The Social Justice Leadership Award was created by the Ethical Society, located in Garden City, to honor individuals who have dedicated their lives to the betterment of humankind, recognizing people who have made significant contributions in the areas of peace, justice, human rights or humanitarian causes. Their work reflects the values that Ethical Humanists cherish, including the fervent desire for peace among nations, the recognition
of the dignity and worth of each individual, and the obligation of each of us to work for societal change.
About the honorees:
David Sprintzen is both an activist and scholar. He is the founder and served as the cochair of the Long Island Progressive Coalition, an organization that for 35 years has advocated for affordable housing and health care, decent and well-paying jobs, a clean environment, respect for individual differences and a clean, safe and attractive community. Sprintzen is professor emeritus of philosophy at Long Island University. He is the author of four books, including Critique of Western Philosophy and Social Theory. Sprintzen is a longtime member of the Ethical Humanist Society of Long Island. He lives in Syosset.

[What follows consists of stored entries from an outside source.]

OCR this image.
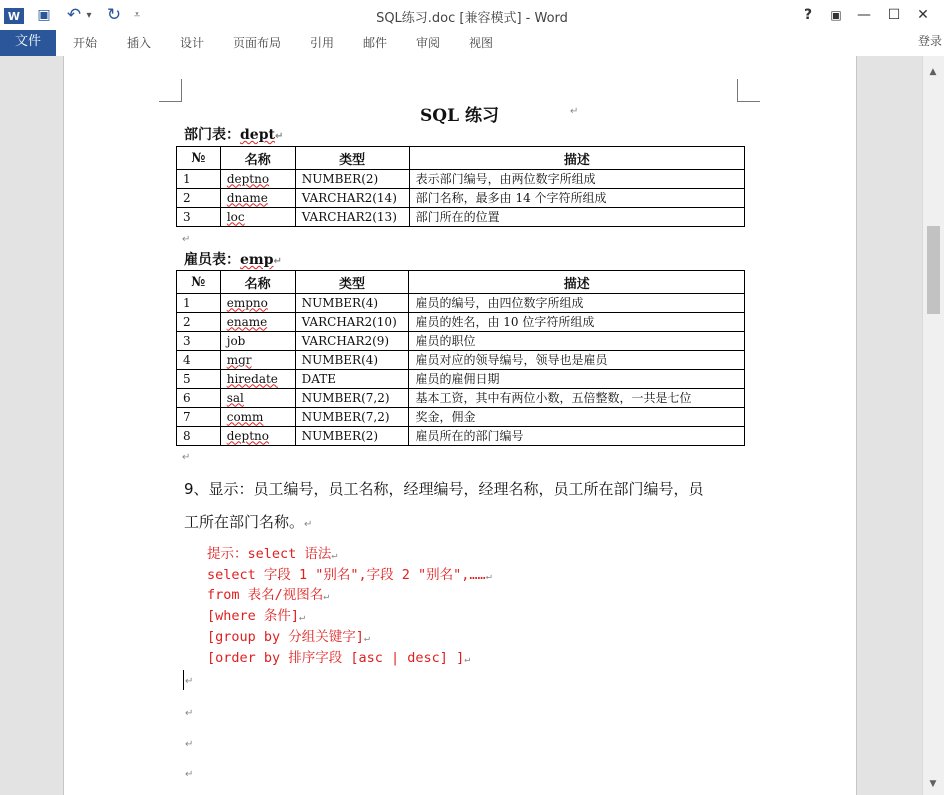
W ▣ ↶ ▾ ↻	⩡	SQL练习.doc [兼容模式] - Word	?	▣	—	☐	✕
文件	开始 插入 设计 页面布局 引用 邮件 审阅 视图	登录
SQL 练习	↵
部门表：dept↵
№	名称	类型	描述
1	deptno	NUMBER(2)	表示部门编号，由两位数字所组成
2	dname	VARCHAR2(14)	部门名称，最多由 14 个字符所组成
3	loc	VARCHAR2(13)	部门所在的位置
↵
雇员表：emp↵
№	名称	类型	描述
1	empno	NUMBER(4)	雇员的编号，由四位数字所组成
2	ename	VARCHAR2(10)	雇员的姓名，由 10 位字符所组成
3	job	VARCHAR2(9)	雇员的职位
4	mgr	NUMBER(4)	雇员对应的领导编号，领导也是雇员
5	hiredate	DATE	雇员的雇佣日期
6	sal	NUMBER(7,2)	基本工资，其中有两位小数，五倍整数，一共是七位
7	comm	NUMBER(7,2)	奖金，佣金
8	deptno	NUMBER(2)	雇员所在的部门编号
↵
9、显示：员工编号，员工名称，经理编号，经理名称，员工所在部门编号，员
工所在部门名称。↵
提示：select 语法↵
select 字段 1 "别名",字段 2 "别名",……↵
from 表名/视图名↵
[where 条件]↵
[group by 分组关键字]↵
[order by 排序字段 [asc | desc] ]↵
↵
↵
↵
↵
▲
▼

Bob Keeler is a consultant to the Hagedorn Foundation, which focuses on issues such as children and families, immigration, voting rights and civic engagement. Before that he worked for Newsday for nearly 42 years, including more than 11 years on the editorial board, specializing in editorials about politics and government in Suffolk County, the environment, immigration, religion and regional transportation. The stories that won him the Pulitzer Prize was a series focusing on the life of a Catholic parish, which appeared in 1995 and was later published as a book. In 2013, Newsday’s editorials on the recovery from Hurricane Sandy—including his work—were among the finalists for an editorial-writing Pulitzer. Today Keeler resides in Stony Brook.
Michelle Schimel is now serving her fifth term in the New York State Assembly for the 16th Assembly District. A full-time legislator, she is recognized in her community for her passion on the issues that affect New York, particularly the prevention of gun violence and protecting the environment. For two decades, she served on the Board of New Yorkers Against Gun Violence (NYAGV), the largest citizens’ group in New York State dedicated to reducing gun-related violence. The Environmental Advocates of New York has recognized Schimel as a leader on the environment. She has also been outspoken in her opposition to hydrofracking. She lives in Great Neck.